If you monitor `logProb_y` then you are monitoring the log density of the 'y' values conditional on all the parameters (including latent states) that are included in the model. `logProb_y` should give you the same thing as manually putting in the "<- dHMMo" declaration into the model.

To get a single WAIC, yes, you would `rbind` the quantities from all the chains together and then "manually" implement the WAIC calculation following, say, the Gelman reference. As discussed in our WAIC documentation, what you get for WAIC will depend on what you define as an "observation" (i.e. what is "y_i" in the equations in the Gelman ref), which in cases with correlated data can be tricky to decide
and in such cases there is probably no single "right" choice. 

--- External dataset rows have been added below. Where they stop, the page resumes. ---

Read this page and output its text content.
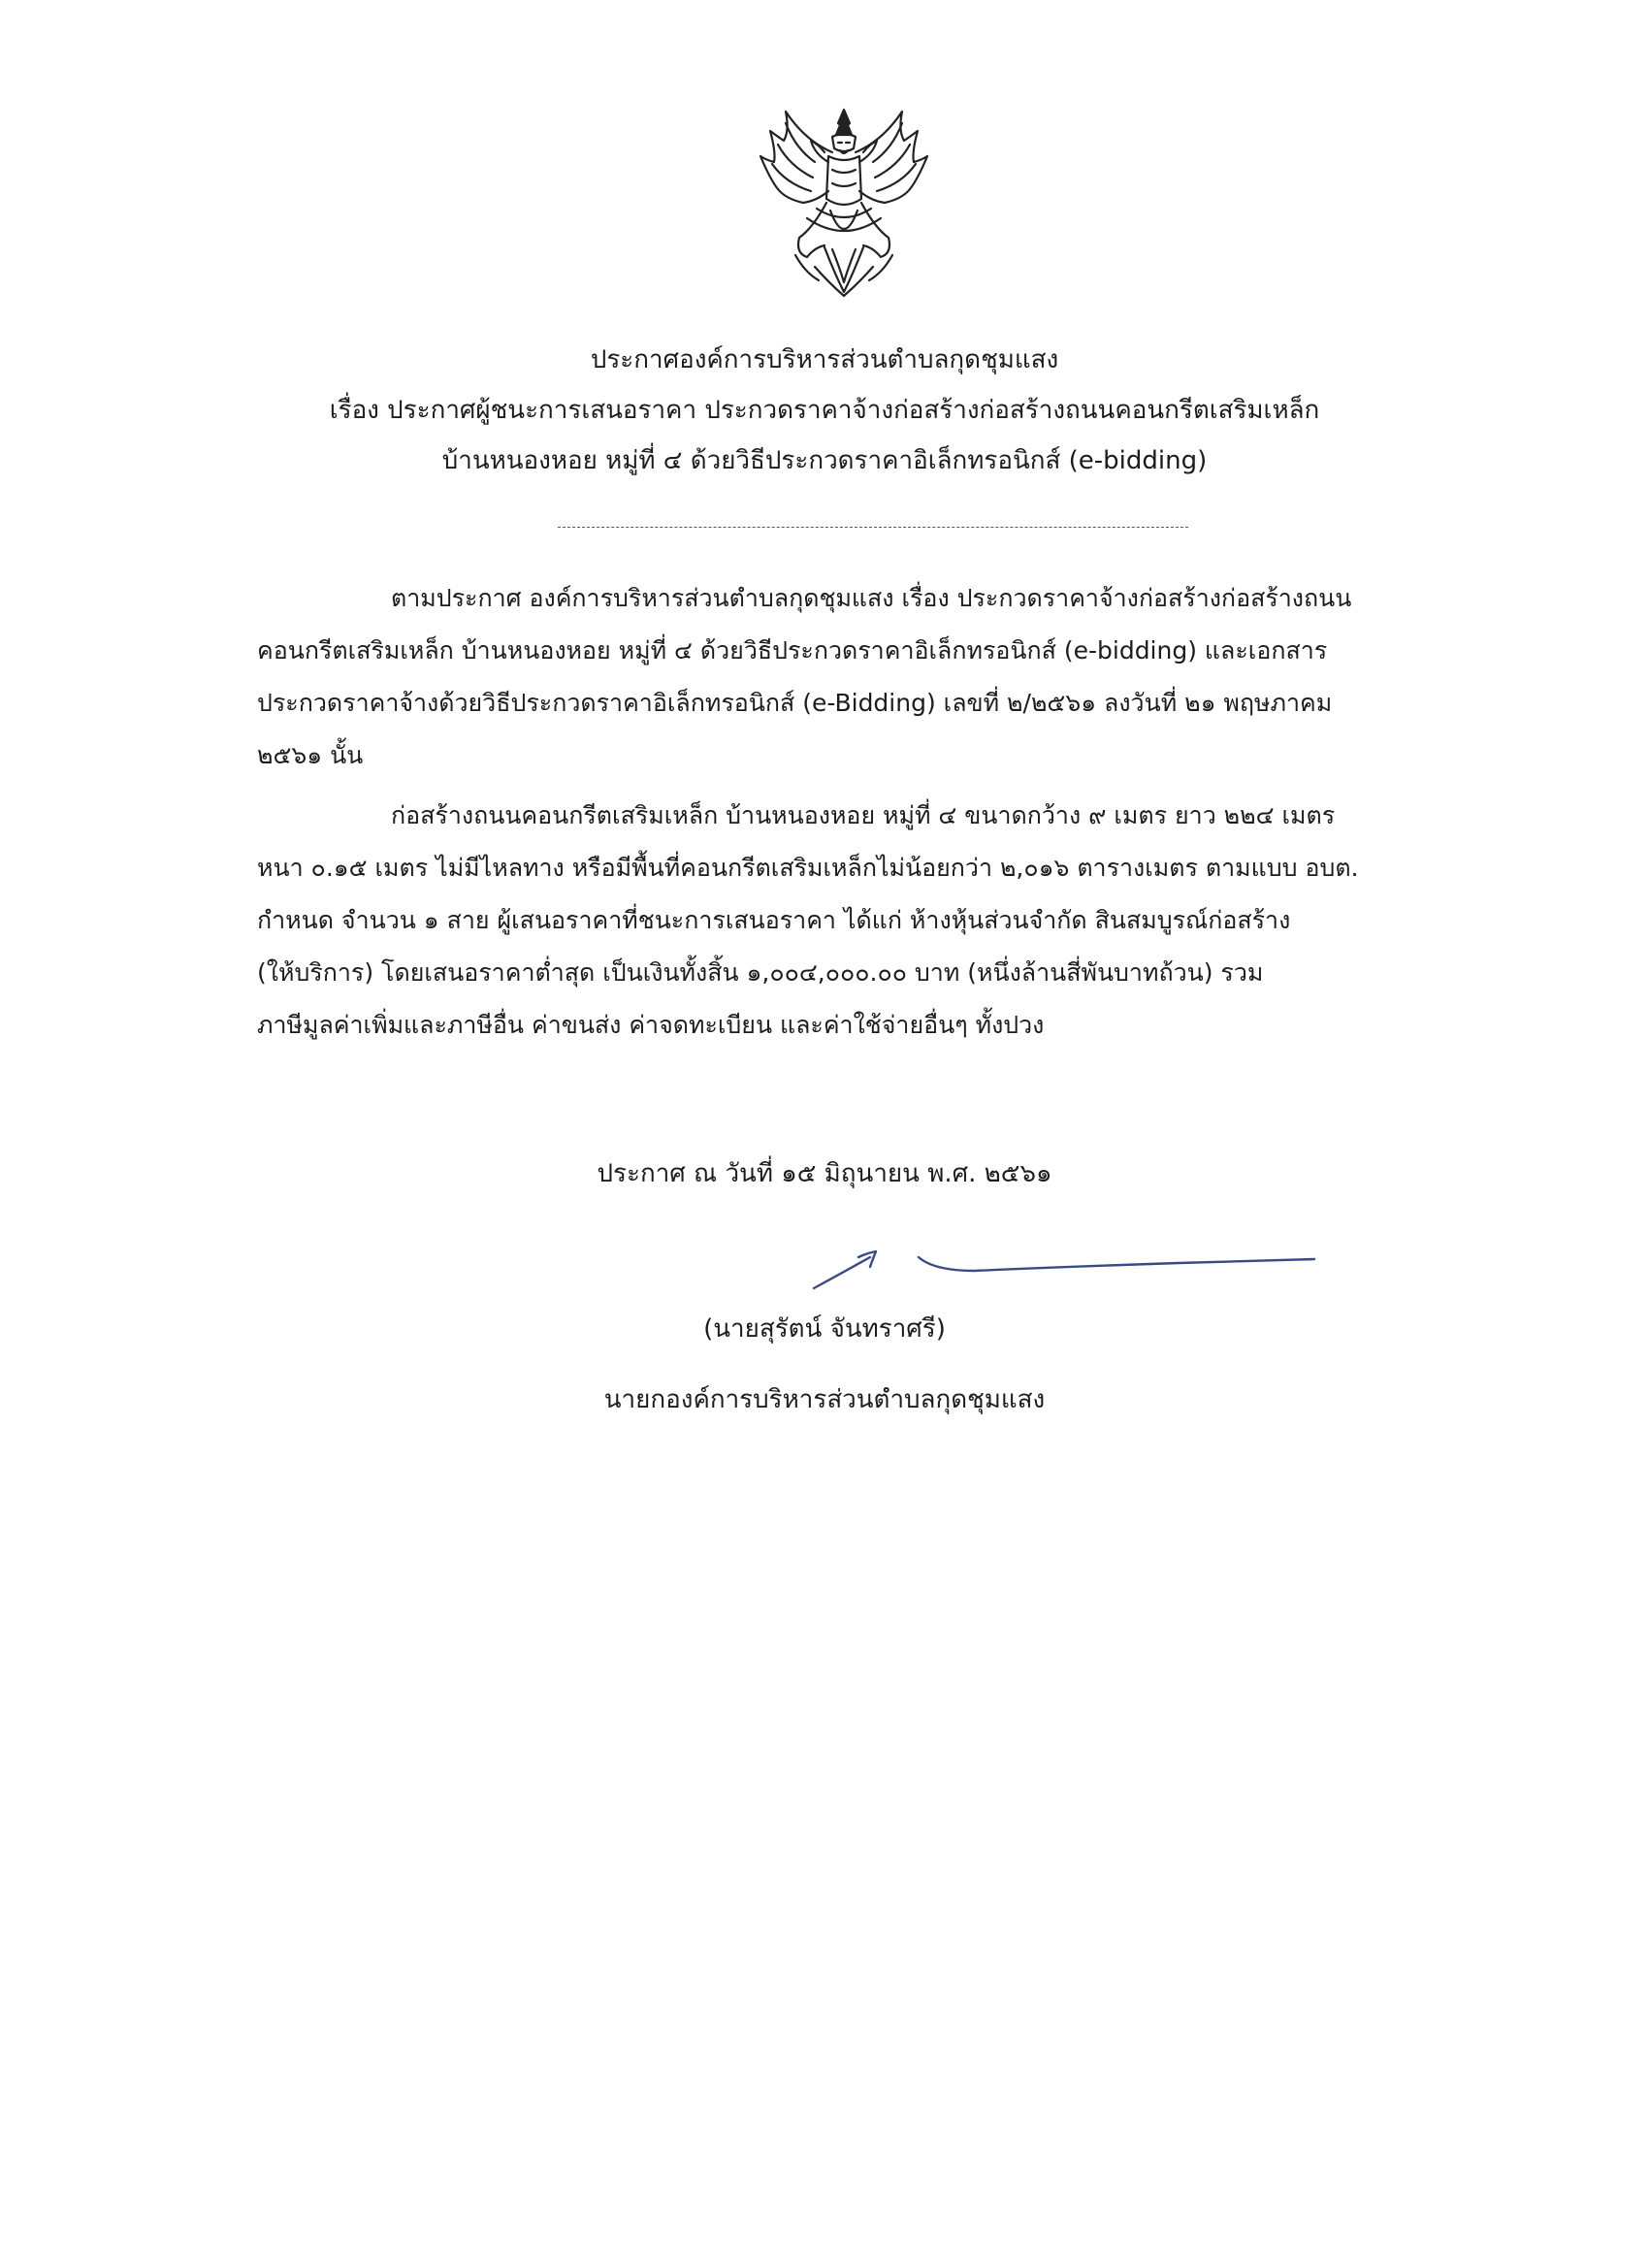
ประกาศองค์การบริหารส่วนตำบลกุดชุมแสง
เรื่อง ประกาศผู้ชนะการเสนอราคา ประกวดราคาจ้างก่อสร้างก่อสร้างถนนคอนกรีตเสริมเหล็ก
บ้านหนองหอย หมู่ที่ ๔ ด้วยวิธีประกวดราคาอิเล็กทรอนิกส์ (e-bidding)

ตามประกาศ องค์การบริหารส่วนตำบลกุดชุมแสง เรื่อง ประกวดราคาจ้างก่อสร้างก่อสร้างถนน
คอนกรีตเสริมเหล็ก บ้านหนองหอย หมู่ที่ ๔ ด้วยวิธีประกวดราคาอิเล็กทรอนิกส์ (e-bidding) และเอกสาร
ประกวดราคาจ้างด้วยวิธีประกวดราคาอิเล็กทรอนิกส์ (e-Bidding) เลขที่ ๒/๒๕๖๑ ลงวันที่ ๒๑ พฤษภาคม
๒๕๖๑ นั้น

ก่อสร้างถนนคอนกรีตเสริมเหล็ก บ้านหนองหอย หมู่ที่ ๔ ขนาดกว้าง ๙ เมตร ยาว ๒๒๔ เมตร
หนา ๐.๑๕ เมตร ไม่มีไหลทาง หรือมีพื้นที่คอนกรีตเสริมเหล็กไม่น้อยกว่า ๒,๐๑๖ ตารางเมตร ตามแบบ อบต.
กำหนด จำนวน ๑ สาย ผู้เสนอราคาที่ชนะการเสนอราคา ได้แก่ ห้างหุ้นส่วนจำกัด สินสมบูรณ์ก่อสร้าง
(ให้บริการ) โดยเสนอราคาต่ำสุด เป็นเงินทั้งสิ้น ๑,๐๐๔,๐๐๐.๐๐ บาท (หนึ่งล้านสี่พันบาทถ้วน) รวม
ภาษีมูลค่าเพิ่มและภาษีอื่น ค่าขนส่ง ค่าจดทะเบียน และค่าใช้จ่ายอื่นๆ ทั้งปวง

ประกาศ ณ วันที่ ๑๕ มิถุนายน พ.ศ. ๒๕๖๑
(นายสุรัตน์ จันทราศรี)
นายกองค์การบริหารส่วนตำบลกุดชุมแสง
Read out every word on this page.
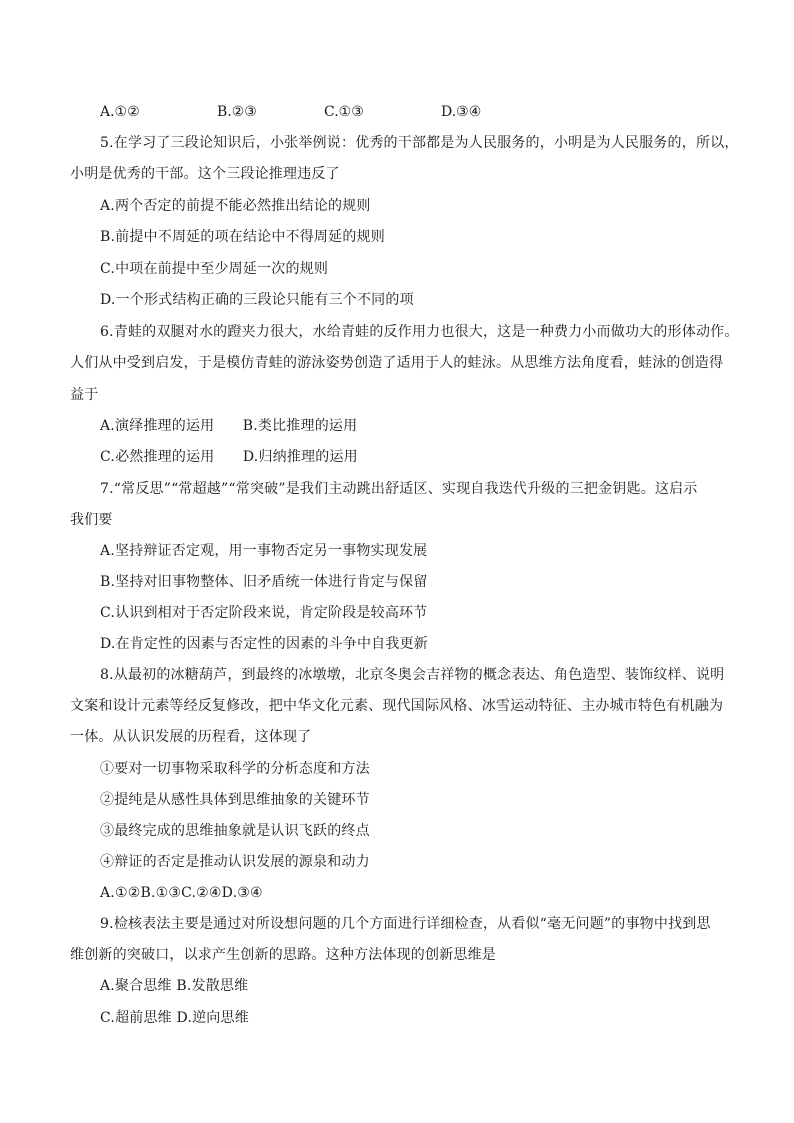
A.①②	B.②③	C.①③	D.③④
5.在学习了三段论知识后，小张举例说：优秀的干部都是为人民服务的，小明是为人民服务的，所以，
小明是优秀的干部。这个三段论推理违反了
A.两个否定的前提不能必然推出结论的规则
B.前提中不周延的项在结论中不得周延的规则
C.中项在前提中至少周延一次的规则
D.一个形式结构正确的三段论只能有三个不同的项
6.青蛙的双腿对水的蹬夹力很大，水给青蛙的反作用力也很大，这是一种费力小而做功大的形体动作。
人们从中受到启发，于是模仿青蛙的游泳姿势创造了适用于人的蛙泳。从思维方法角度看，蛙泳的创造得
益于
A.演绎推理的运用　　B.类比推理的运用
C.必然推理的运用　　D.归纳推理的运用
7.“常反思”“常超越”“常突破”是我们主动跳出舒适区、实现自我迭代升级的三把金钥匙。这启示
我们要
A.坚持辩证否定观，用一事物否定另一事物实现发展
B.坚持对旧事物整体、旧矛盾统一体进行肯定与保留
C.认识到相对于否定阶段来说，肯定阶段是较高环节
D.在肯定性的因素与否定性的因素的斗争中自我更新
8.从最初的冰糖葫芦，到最终的冰墩墩，北京冬奥会吉祥物的概念表达、角色造型、装饰纹样、说明
文案和设计元素等经反复修改，把中华文化元素、现代国际风格、冰雪运动特征、主办城市特色有机融为
一体。从认识发展的历程看，这体现了
①要对一切事物采取科学的分析态度和方法
②提纯是从感性具体到思维抽象的关键环节
③最终完成的思维抽象就是认识飞跃的终点
④辩证的否定是推动认识发展的源泉和动力
A.①②B.①③C.②④D.③④
9.检核表法主要是通过对所设想问题的几个方面进行详细检查，从看似“毫无问题”的事物中找到思
维创新的突破口，以求产生创新的思路。这种方法体现的创新思维是
A.聚合思维 B.发散思维
C.超前思维 D.逆向思维
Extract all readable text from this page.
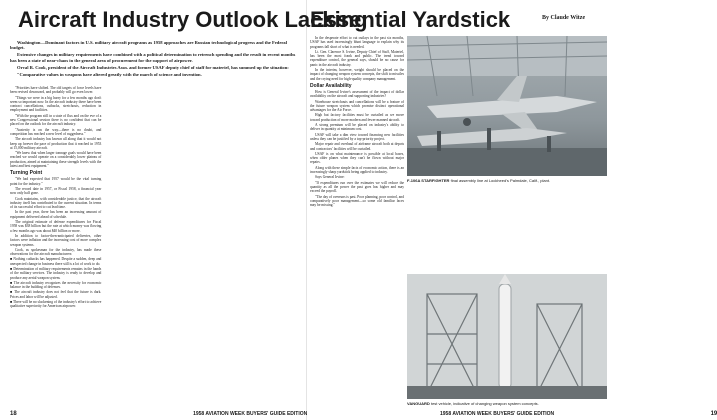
Aircraft Industry Outlook Lacking

Washington—Dominant factors in U.S. military aircraft programs as 1958 approaches are Russian technological progress and the Federal budget.

Extensive changes in military requirements have combined with a political determination to retrench spending and the result in recent months has been a state of near-chaos in the general area of procurement for the support of airpower.

Orval R. Cook, president of the Aircraft Industries Assn. and former USAF deputy chief of staff for materiel, has summed up the situation:

"Comparative values in weapons have altered greatly with the march of science and invention.

"Priorities have shifted. The old targets of force levels have been revised downward, and probably will go even lower.

"Things we were in a big hurry for a few months ago don't seem so important now. In the aircraft industry there have been contract cancellations, cutbacks, stretchouts, reduction in employment and facilities.

"With the program still in a state of flux and on the eve of a new Congressional session there is no confident that can be placed on the outlook for the aircraft industry.

"Austerity is on the way—there is no doubt, and competition has reached a new level of ruggedness."

The aircraft industry has known all along that it would not keep up forever the pace of production that it reached in 1953 at 15,000 military aircraft.

"We knew that when larger tonnage goals would have been reached we would operate on a considerably lower plateau of production, aimed at maintaining these strength levels with the latest and best equipment."

Turning Point

"We had expected that 1957 would be the vital turning point for the industry."

The record date in 1957, or Fiscal 1958, a financial year now only half gone.

Cook maintains, with considerable justice, that the aircraft industry itself has contributed to the current situation. In terms of its successful effort to cut lead time.

In the past year, there has been an increasing amount of equipment delivered ahead of schedule.

The original estimate of defense expenditures for Fiscal 1958 was $38 billion but the rate at which money was flowing a few months ago was about $40 billion or more.

In addition to factor-then-anticipated deliveries, other factors were inflation and the increasing cost of more complex weapon systems.

Cook, as spokesman for the industry, has made these observations for the aircraft manufacturers:

■ Nothing cutbacks has happened. Despite a sudden, deep and unexpected change in business there still is a lot of work to do.

■ Determination of military requirements remains in the hands of the military services. The industry is ready to develop and produce any aerial weapon system.

■ The aircraft industry recognizes the necessity for economic balance in the building of defenses.

■ The aircraft industry does not feel that the future is dark. Prices and labor will be adjusted.

■ There will be no slackening of the industry's effort to achieve qualitative superiority for American airpower.

18	1958 AVIATION WEEK BUYERS' GUIDE EDITION
Essential Yardstick	By Claude Witze

In the desperate effort to cut outlays in the past six months, USAF has used increasingly blunt language to explain why its programs fall short of what is needed.

Lt. Gen. Clarence S. Irvine, Deputy Chief of Staff, Materiel, has been the most frank and public. The trend toward expenditure control, the general says, should be no cause for panic in the aircraft industry.

In the interim, however, weight should be placed on the impact of changing weapon system concepts, the shift to missiles and the crying need for high-quality company management.

Dollar Availability

How is General Irvine's assessment of the impact of dollar availability on the aircraft and supporting industries?

Warehouse stretchouts and cancellations will be a feature of the future weapon system which promise distinct operational advantages for the Air Force.

High but factory facilities must be curtailed as we move toward production of more modern and fewer manned aircraft.

A strong premium will be placed on industry's ability to deliver in quantity at minimum cost.

USAF will take a dim view toward financing new facilities unless they can be justified by a top-priority project.

Major repair and overhaul of airframe aircraft both at depots and contractors' facilities will be curtailed.

USAF is on what maintenance is possible at local bases, when older planes when they can't be flown without major repairs.

Along with these simple facts of economic action, there is an increasingly sharp yardstick being applied to industry.

Says General Irvine:

"If expenditures run over the estimates we will reduce the quantity as all the power the past goes has higher and may exceed the payroll.

"The day of overruns is past. Poor planning, poor control, and comparatively poor management—so some old familiar faces may be missing."

F-106A STARFIGHTER final assembly line at Lockheed's Palmdale, Calif., plant.
VANGUARD test vehicle, indicative of changing weapon system concepts.
1958 AVIATION WEEK BUYERS' GUIDE EDITION	19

As far as monitoring parameters related to age estimation, if you're manually calculating WAIC based on monitoring `logProb_y` then what parameters you monitor is no longer relevant because you have the logProb values directly. The question for you becomes which logProb values to include in the WAIC calculation. If you leave out the logProb values for certain parts of the data in calculating WAIC, you are saying that your model comparison is done based only on how well the model fits the data that are included in the WAIC calculation. It seems plausible to me that you could do a reasonable comparison based only on survival data, but as I said initially, I haven't absorbed the actual structure of your model.